Frederick Ravenhill

Personal information
- Full name: Frederick Henry Harvey Ravenhill
- Born: 25 July 1837 Littlehampton, Sussex, England
- Died: 4 August 1897 (aged 60) Hove, Sussex, England
- Batting: Right-handed
- Relations: Harry Ravenhill (brother) Arthur Chapman (brother-in-law)

Domestic team information
- 1863–1867: Sussex

Career statistics
| Competition | First-class |
| Matches | 2 |
| Runs scored | 10 |
| Batting average | 3.33 |
| 100s/50s | –/– |
| Top score | 7 |
| Catches/stumpings | 1/– |
- Source: Cricinfo, 24 January 2012

= Frederick Ravenhill =

English cricketer (1837–1897)

Frederick Henry Harvey Ravenhill (25 July 1837 - 4 August 1897) was an English cricketer.

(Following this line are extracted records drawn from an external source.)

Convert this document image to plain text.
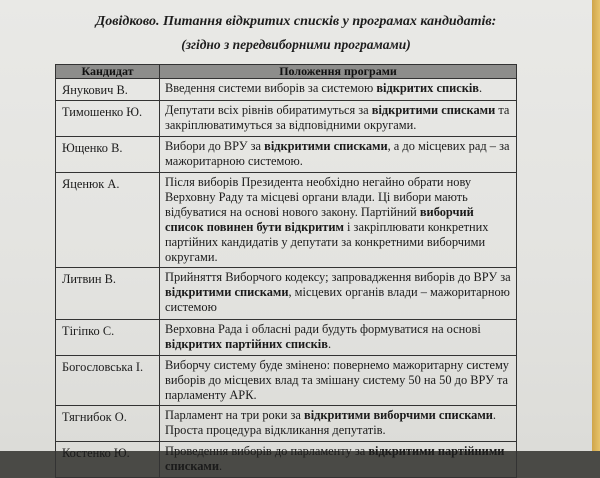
Довідково. Питання відкритих списків у програмах кандидатів:
(згідно з передвиборними програмами)
Кандидат	Положення програми

Янукович В.	Введення системи виборів за системою відкритих списків.

Тимошенко Ю.	Депутати всіх рівнів обиратимуться за відкритими списками та закріплюватимуться за відповідними округами.

Ющенко В.	Вибори до ВРУ за відкритими списками, а до місцевих рад – за мажоритарною системою.

Яценюк А.	Після виборів Президента необхідно негайно обрати нову Верховну Раду та місцеві органи влади. Ці вибори мають відбуватися на основі нового закону. Партійний виборчий список повинен бути відкритим і закріплювати конкретних партійних кандидатів у депутати за конкретними виборчими округами.

Литвин В.	Прийняття Виборчого кодексу; запровадження виборів до ВРУ за відкритими списками, місцевих органів влади – мажоритарною системою

Тігіпко С.	Верховна Рада і обласні ради будуть формуватися на основі відкритих партійних списків.

Богословська І.	Виборчу систему буде змінено: повернемо мажоритарну систему виборів до місцевих влад та змішану систему 50 на 50 до ВРУ та парламенту АРК.

Тягнибок О.	Парламент на три роки за відкритими виборчими списками. Проста процедура відкликання депутатів.

Костенко Ю.	Проведення виборів до парламенту за відкритими партійними списками.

Ravenhill was a right-handed batsman. He was born at Littlehampton, Sussex.

Ravenhill attended Pembroke College, Oxford, matriculating in 1856 and graduating B.A. in 1862, He made his first-class debut for Sussex against the Marylebone Cricket Club at the Royal Brunswick Ground, Hove in 1863. In this match, Ravenhill was dismissed for a duck by George Wootton in Sussex's first-innings, while in their second-innings he wasn't required to bat. He made a second first-class appearance for Sussex in 1867 against Kent at Ashford Road, Eastbourne. Ravenhill scored 3 runs in Sussex's first-innings, before he was dismissed by Bob Lipscomb, while in their second-innings he was dismissed by Edgar Willsher for 7 runs.

He died at Hove, Sussex on 4 August 1897. His brother, Harry, and brother-in-law, Arthur Chapman, both played first-class cricket.